Smith v. Smith

Annotate this Case
[Civ. No. 6489. Fourth Dist. Jan. 18, 1961.]

MARY LOUISE KING SMITH, Appellant, v. KAY VINCIN SMITH, Respondent.

COUNSEL

Edwin C. Jeffries for Appellant.

Augustine & Bryans and George E. Bryans for Respondent.

OPINION

GRIFFIN, P. J.

Plaintiff-appellant appealed from a modified interlocutory decree of the Superior Court of San Diego County entered in the above entitled divorce action in which both parties were found guilty of extreme cruelty.

The original interlocutory decree and modified decree found certain property to be community property and made a division thereof between the parties. It also awarded plaintiff $300 per month support for 24 months. A modified decree was entered awarding plaintiff an additional sum of $1,220.72, payable $33.90 per month as of March 16, 1960, and readjusting ownership of certain stock formerly awarded to plaintiff.
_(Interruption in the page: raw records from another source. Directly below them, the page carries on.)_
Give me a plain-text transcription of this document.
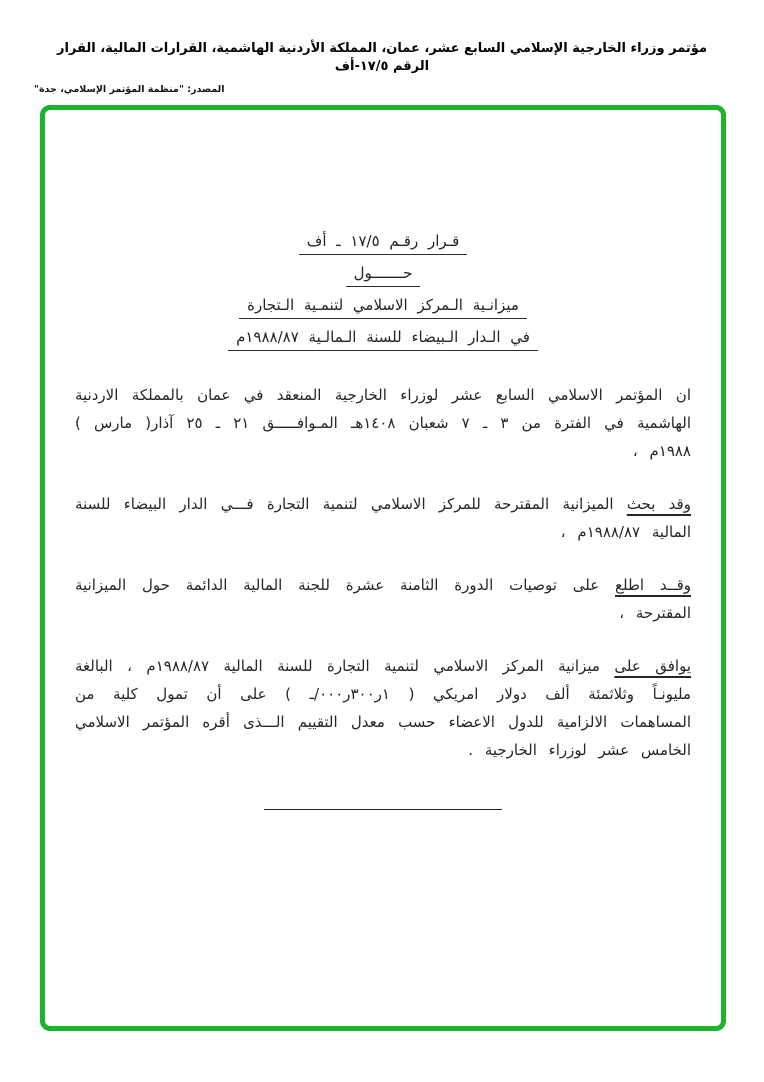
مؤتمر وزراء الخارجية الإسلامي السابع عشر، عمان، المملكة الأردنية الهاشمية، القرارات المالية، القرار الرقم ١٧/٥-أف
المصدر: "منظمة المؤتمر الإسلامي، جدة"
قـرار رقـم ١٧/٥ ـ أف
حـــــــول
ميزانـية الـمركز الاسلامي لتنمـية الـتجارة
في الـدار الـبيضاء للسنة الـمالـية ١٩٨٨/٨٧م

ان المؤتمر الاسلامي السابع عشر لوزراء الخارجية المنعقد في عمان بالمملكة الاردنية الهاشمية في الفترة من ٣ ـ ٧ شعبان ١٤٠٨هـ المـوافـــــق ٢١ ـ ٢٥ آذار( مارس ) ١٩٨٨م ،

وقد بحث الميزانية المقترحة للمركز الاسلامي لتنمية التجارة فـــي الدار البيضاء للسنة المالية ١٩٨٨/٨٧م ،

وقــد اطلع على توصيات الدورة الثامنة عشرة للجنة المالية الدائمة حول الميزانية المقترحة ،

يوافق على ميزانية المركز الاسلامي لتنمية التجارة للسنة المالية ١٩٨٨/٨٧م ، البالغة مليونـاً وثلاثمئة ألف دولار امريكي ( ١ر٣٠٠ر٠٠٠/ـ ) على أن تمول كلية من المساهمات الالزامية للدول الاعضاء حسب معدل التقييم الـــذى أقره المؤتمر الاسلامي الخامس عشر لوزراء الخارجية .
The record is before us on the appeal and plaintiff has filed her opening brief. Defendant moved to dismiss the appeal on the representation that plaintiff had accepted the fruits [188 Cal. App. 2d 319] of the judgment by taking assignment of ownership from defendant to plaintiff of one automobile, one ring, insurance policy and certain shares of stock distributed to her under the interlocutory decree. It was further shown that defendant has made all payments due plaintiff from defendant under the interlocutory decree up to the present time.

On the appeal, plaintiff contends in her brief that the community property was improperly distributed; that where both parties are granted a divorce from the other the community property must be divided equally (citing Williams v. Williams, 146 Cal. App. 2d 307 [303 P.2d 586]), and that the court did not do so in the instant case. It is further argued that the trial judge exhibited prejudice against plaintiff in the action and that newly discovered evidence revealed more community property or income on the part of defendant than was found by the trial court, and accordingly her motion for a new trial should have been granted on that ground.

[1] It affirmatively appears that it would be necessary to examine the entire record before these questions could be properly determined. It is also claimed that the appeal is frivolous and was taken merely for the purpose of delay. Plaintiff denies this claim. Only an examination of the entire record would determine this fact. It is true that plaintiff's opening brief fails to support her claims set forth therein, by page reference to the transcript. It is defective in certain other respects. See rule 15, Rules on Appeal. We feel, however, that this neglect may be corrected by proper revision of the brief. (Rule 18, Rules on Appeal; 2 Stanbury, California Trial and Appellate Practice, ยง 1119, p. 313.)

[2] As to the payments made on the interlocutory decree involving alimony and assignment of specific property constituting a waiver of appeal, it is said in 2 Stanbury, California Trial and Appellate Practice 101, section 861, that it is the policy of appellate courts to determine divorce actions upon their merits, and the acceptance of payments or the division of property pursuant to an interlocutory decree does not necessarily result in a waiver of the right of appeal as in other cases; that property rights are only incidental in such cases and the appellant accepting benefits of the judgment is usually entitled to them in the form of support or partial division of the property, regardless of the outcome of the appeal. (Citing Browning v. Browning, 208 Cal. 518 [282 P. 503]; Steele v. Steele, 129 Cal. App. 2d 389 [277 P.2d 56]; Stice v. Stice, 81 Cal. App. 2d 792 [185 P.2d 402].) [188 Cal. App. 2d 320]

Under the showing here made, we are of the opinion that the issues here presented on this appeal cannot be properly determined on this motion to dismiss.

Motion to dismiss appeal denied. Plaintiff allowed to perfect or file proper opening brief within 10 days. Respondent allowed rule time thereafter to file his brief.

Shepard, J., and Coughlin, J., concurred.